The helmet is basically a wireless computer running Android software. It provides field service engineers with a direct link to an off-site technical support team. Whatever the engineer sees, the remote expert sees. Whatever thorny issue is causing an outage, the remote team and the on-site technician can talk it through.

This is possible because the smart helmet comes equipped with a camera, a microphone and a small LCD display mounted just below eye level that allows the field engineer to read instructions or view pertinent schematics sent by the support team while freeing up their hands. “If you don’t have the smart helmet, what is the option?” Kumar says. “You use your smartphone. But using the head-mounted tablet, you are totally safe and are communicating in real time and can use both hands.”

In Yamuna Nagar, the field service engineer discovered that a malfunctioning circuit breaker had stopped charging a switch on a large turbine, causing it to shut down. The support team, located more than a thousand miles to the south in Bangalore, was able to take him through the adjustments needed to reset the energy levels on a spring that closed the circuit. In a matter of hours, the HPGCL substation was up and running again. “Normally, it may take two days’ time for the customer to find and fix a problem like this,” Kumar says.

Closing the plant for that amount of time was not a viable option, especially in a country that has made such a big commitment to hydropower.
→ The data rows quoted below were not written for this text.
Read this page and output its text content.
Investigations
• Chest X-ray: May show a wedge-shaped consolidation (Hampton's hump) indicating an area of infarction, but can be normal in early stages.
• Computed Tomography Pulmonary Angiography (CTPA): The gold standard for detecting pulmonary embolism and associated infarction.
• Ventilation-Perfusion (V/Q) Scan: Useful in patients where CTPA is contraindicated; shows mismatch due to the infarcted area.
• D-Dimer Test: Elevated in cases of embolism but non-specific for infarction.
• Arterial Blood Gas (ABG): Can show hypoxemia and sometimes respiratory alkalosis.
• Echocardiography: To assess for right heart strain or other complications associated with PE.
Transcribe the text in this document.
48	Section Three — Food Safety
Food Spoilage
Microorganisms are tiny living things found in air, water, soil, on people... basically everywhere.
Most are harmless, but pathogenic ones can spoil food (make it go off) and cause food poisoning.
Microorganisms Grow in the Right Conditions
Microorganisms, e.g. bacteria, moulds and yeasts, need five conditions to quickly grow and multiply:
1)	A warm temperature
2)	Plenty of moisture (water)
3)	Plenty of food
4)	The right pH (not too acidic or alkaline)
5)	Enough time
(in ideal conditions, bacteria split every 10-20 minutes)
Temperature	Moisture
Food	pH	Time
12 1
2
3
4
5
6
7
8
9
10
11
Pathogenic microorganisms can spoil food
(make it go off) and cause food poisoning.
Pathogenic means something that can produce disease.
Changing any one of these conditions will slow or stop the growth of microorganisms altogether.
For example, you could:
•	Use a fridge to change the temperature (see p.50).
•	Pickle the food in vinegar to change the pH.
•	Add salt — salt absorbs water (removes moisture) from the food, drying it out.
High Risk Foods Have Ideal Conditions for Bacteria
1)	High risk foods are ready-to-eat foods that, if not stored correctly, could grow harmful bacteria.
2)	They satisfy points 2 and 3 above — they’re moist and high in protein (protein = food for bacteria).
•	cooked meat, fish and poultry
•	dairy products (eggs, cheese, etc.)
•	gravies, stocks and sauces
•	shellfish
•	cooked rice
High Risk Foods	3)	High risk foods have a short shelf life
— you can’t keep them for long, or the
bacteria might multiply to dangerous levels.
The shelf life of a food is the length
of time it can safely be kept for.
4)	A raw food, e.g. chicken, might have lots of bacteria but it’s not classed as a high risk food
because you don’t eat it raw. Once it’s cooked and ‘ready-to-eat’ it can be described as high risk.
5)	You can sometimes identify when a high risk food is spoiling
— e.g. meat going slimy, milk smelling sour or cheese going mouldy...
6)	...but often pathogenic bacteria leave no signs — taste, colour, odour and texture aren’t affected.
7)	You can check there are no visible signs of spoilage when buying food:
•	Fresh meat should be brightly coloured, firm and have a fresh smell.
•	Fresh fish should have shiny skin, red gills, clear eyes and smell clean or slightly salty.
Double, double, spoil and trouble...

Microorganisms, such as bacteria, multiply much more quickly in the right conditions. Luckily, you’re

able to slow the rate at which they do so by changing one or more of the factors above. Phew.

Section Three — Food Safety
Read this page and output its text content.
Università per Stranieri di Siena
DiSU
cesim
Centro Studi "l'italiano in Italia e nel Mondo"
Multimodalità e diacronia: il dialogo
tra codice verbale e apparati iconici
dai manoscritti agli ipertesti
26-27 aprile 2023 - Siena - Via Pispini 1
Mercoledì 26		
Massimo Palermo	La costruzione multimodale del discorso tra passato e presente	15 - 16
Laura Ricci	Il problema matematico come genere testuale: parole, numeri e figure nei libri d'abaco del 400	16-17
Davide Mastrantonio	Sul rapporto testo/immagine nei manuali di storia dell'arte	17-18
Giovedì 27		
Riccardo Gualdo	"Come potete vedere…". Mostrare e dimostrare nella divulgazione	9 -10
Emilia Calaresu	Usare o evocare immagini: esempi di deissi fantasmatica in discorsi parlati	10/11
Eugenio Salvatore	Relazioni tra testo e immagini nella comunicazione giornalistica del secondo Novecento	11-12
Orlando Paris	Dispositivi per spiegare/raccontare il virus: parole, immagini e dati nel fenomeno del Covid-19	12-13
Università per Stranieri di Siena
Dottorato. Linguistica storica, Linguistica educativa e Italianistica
India currently ranks fifth in the world — just behind China, Brazil, the United States and Canada — with 50.07 gigawatts of installed hydropower capacity. “A prompt response time to customer emergencies with a robust remote service support component is critical, especially when the country faces lockdowns across various states,” says Deepak Sharma, the regional service leader for GE’s Grid Solutions. “Our customers’ business relies on an uninterrupted power supply in grids and industries, and we are ready to support their operations anytime, anywhere to secure their investment.”

Kumar, who is part of Sharma’s team, embodies the urgency. “I want to put my smart helmets to use in every region of India — east, west, north and south.”